Rates Bounce After Hitting 2 Month Lows
The first week of any given month often brings several of the most meaningful monthly economic releases. These include reports from the Institute for Supply Management (ISM) and most notably, the Employment Situation (more commonly referred to as “the jobs report”). Virtually all of the economic data that came out in the first 3 days of April were good for bonds/rates. In other words, the data was weaker than expected. Bonds benefit from weak data because a slower economy is less capable of sustaining growth and inflation–two of the main pillars of interest rates.
Source: Matthew Graham, Mortgage News Daily 4/7/23)
What’s on the Agenda for this Week?
Three Things
The three areas that have the greatest ability to impact MBS backend pricing this week are: (1) Inflation Nation, (2) Central Bank Palooza and (3) Geopolitical.
(1) Inflation Nation: The biggest economic release of the week is Tuesday’s CPI data which is expected to show an additional MOM gain. The spread of that gain will have a big impact on pricing. PPI will also be on Wednesday which is expected to weaken. There will also be some inflationary data in Import/Export data and UofM Consumer Sentiment.

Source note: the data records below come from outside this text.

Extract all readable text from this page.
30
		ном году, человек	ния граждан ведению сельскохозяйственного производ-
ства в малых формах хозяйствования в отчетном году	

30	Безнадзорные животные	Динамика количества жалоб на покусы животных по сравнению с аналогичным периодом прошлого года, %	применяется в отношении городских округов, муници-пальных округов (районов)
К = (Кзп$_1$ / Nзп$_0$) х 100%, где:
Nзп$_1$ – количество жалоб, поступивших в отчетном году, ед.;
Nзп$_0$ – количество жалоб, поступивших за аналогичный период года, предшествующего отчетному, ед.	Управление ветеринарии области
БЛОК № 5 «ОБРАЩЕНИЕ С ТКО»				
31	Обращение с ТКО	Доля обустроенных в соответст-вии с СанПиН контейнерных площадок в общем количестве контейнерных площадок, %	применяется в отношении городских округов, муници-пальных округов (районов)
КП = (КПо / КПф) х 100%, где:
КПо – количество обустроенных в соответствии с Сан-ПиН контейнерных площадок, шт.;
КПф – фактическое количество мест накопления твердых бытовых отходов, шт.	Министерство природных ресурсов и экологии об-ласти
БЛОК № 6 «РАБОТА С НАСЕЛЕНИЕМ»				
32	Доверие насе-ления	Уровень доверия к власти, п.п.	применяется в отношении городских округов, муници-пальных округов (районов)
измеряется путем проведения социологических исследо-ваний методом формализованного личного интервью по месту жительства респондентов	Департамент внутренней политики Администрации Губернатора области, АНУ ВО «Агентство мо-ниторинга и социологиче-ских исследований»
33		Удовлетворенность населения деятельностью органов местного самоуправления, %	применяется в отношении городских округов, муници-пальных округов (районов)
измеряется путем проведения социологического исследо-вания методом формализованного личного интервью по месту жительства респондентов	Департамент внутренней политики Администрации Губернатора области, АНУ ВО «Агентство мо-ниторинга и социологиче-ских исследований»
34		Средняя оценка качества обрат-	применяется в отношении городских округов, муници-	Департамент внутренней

(2) Central Bank Palooza: The Bank of Canada will issue a key interest rate decision which had been “paused” at their prior meeting. The IMF is also a main focus as this week they have their annual meetings this week. Our own Federal Reserve will release the minutes from their last FOMC meeting on Wednesday and there will be several Talking Feds.

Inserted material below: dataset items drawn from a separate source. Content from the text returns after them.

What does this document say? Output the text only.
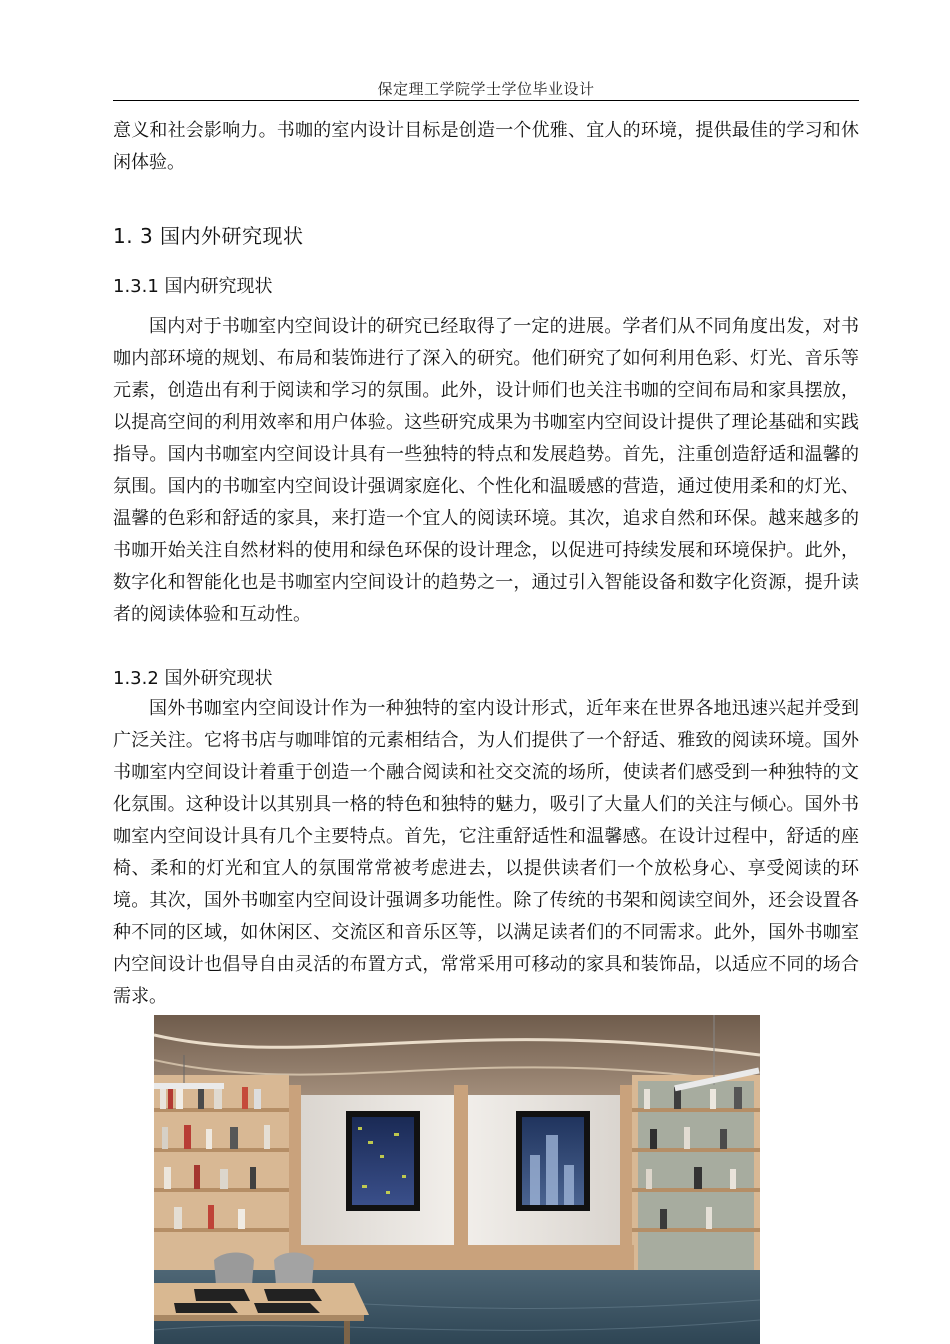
保定理工学院学士学位毕业设计
意义和社会影响力。书咖的室内设计目标是创造一个优雅、宜人的环境，提供最佳的学习和休闲体验。
1. 3 国内外研究现状
1.3.1 国内研究现状
国内对于书咖室内空间设计的研究已经取得了一定的进展。学者们从不同角度出发，对书咖内部环境的规划、布局和装饰进行了深入的研究。他们研究了如何利用色彩、灯光、音乐等元素，创造出有利于阅读和学习的氛围。此外，设计师们也关注书咖的空间布局和家具摆放，以提高空间的利用效率和用户体验。这些研究成果为书咖室内空间设计提供了理论基础和实践指导。国内书咖室内空间设计具有一些独特的特点和发展趋势。首先，注重创造舒适和温馨的氛围。国内的书咖室内空间设计强调家庭化、个性化和温暖感的营造，通过使用柔和的灯光、温馨的色彩和舒适的家具，来打造一个宜人的阅读环境。其次，追求自然和环保。越来越多的书咖开始关注自然材料的使用和绿色环保的设计理念，以促进可持续发展和环境保护。此外，数字化和智能化也是书咖室内空间设计的趋势之一，通过引入智能设备和数字化资源，提升读者的阅读体验和互动性。
1.3.2 国外研究现状
国外书咖室内空间设计作为一种独特的室内设计形式，近年来在世界各地迅速兴起并受到广泛关注。它将书店与咖啡馆的元素相结合，为人们提供了一个舒适、雅致的阅读环境。国外书咖室内空间设计着重于创造一个融合阅读和社交交流的场所，使读者们感受到一种独特的文化氛围。这种设计以其别具一格的特色和独特的魅力，吸引了大量人们的关注与倾心。国外书咖室内空间设计具有几个主要特点。首先，它注重舒适性和温馨感。在设计过程中，舒适的座椅、柔和的灯光和宜人的氛围常常被考虑进去，以提供读者们一个放松身心、享受阅读的环境。其次，国外书咖室内空间设计强调多功能性。除了传统的书架和阅读空间外，还会设置各种不同的区域，如休闲区、交流区和音乐区等，以满足读者们的不同需求。此外，国外书咖室内空间设计也倡导自由灵活的布置方式，常常采用可移动的家具和装饰品，以适应不同的场合需求。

(3) Geopolitical: The bond market is very much focused on the heightened military stress with China/Taiwan as well as continued concern over Ukraine/Russia et al. The dollar is front and center as it is being diminished as the global currency as China/Iran/Brazil, etc., all have inked deals to trade in their own currencies, bypassing the U.S. dollar.
Treasury Dump
There is a very important 30-year bond auction on Thursday.
- 04/11: 3-year note
- 04/12: 10-year note
- 04/13: 30-year bond
Market Wrap-up
The Fed
In the New York Fed’s March Survey of Consumer Expectations, inflation expectations are on the rise once again. This is especially in the short-term as the median inflation expectations increased by a half percentage point at the one-year-ahead timeframe to 4.7%, the first increase in the series since October 2022. Median inflation expectations for the three-year-ahead horizon edged up 0.1% to 2.8%.
Treasury Dump
On deck for tomorrow is the 3-year Treasury note auction.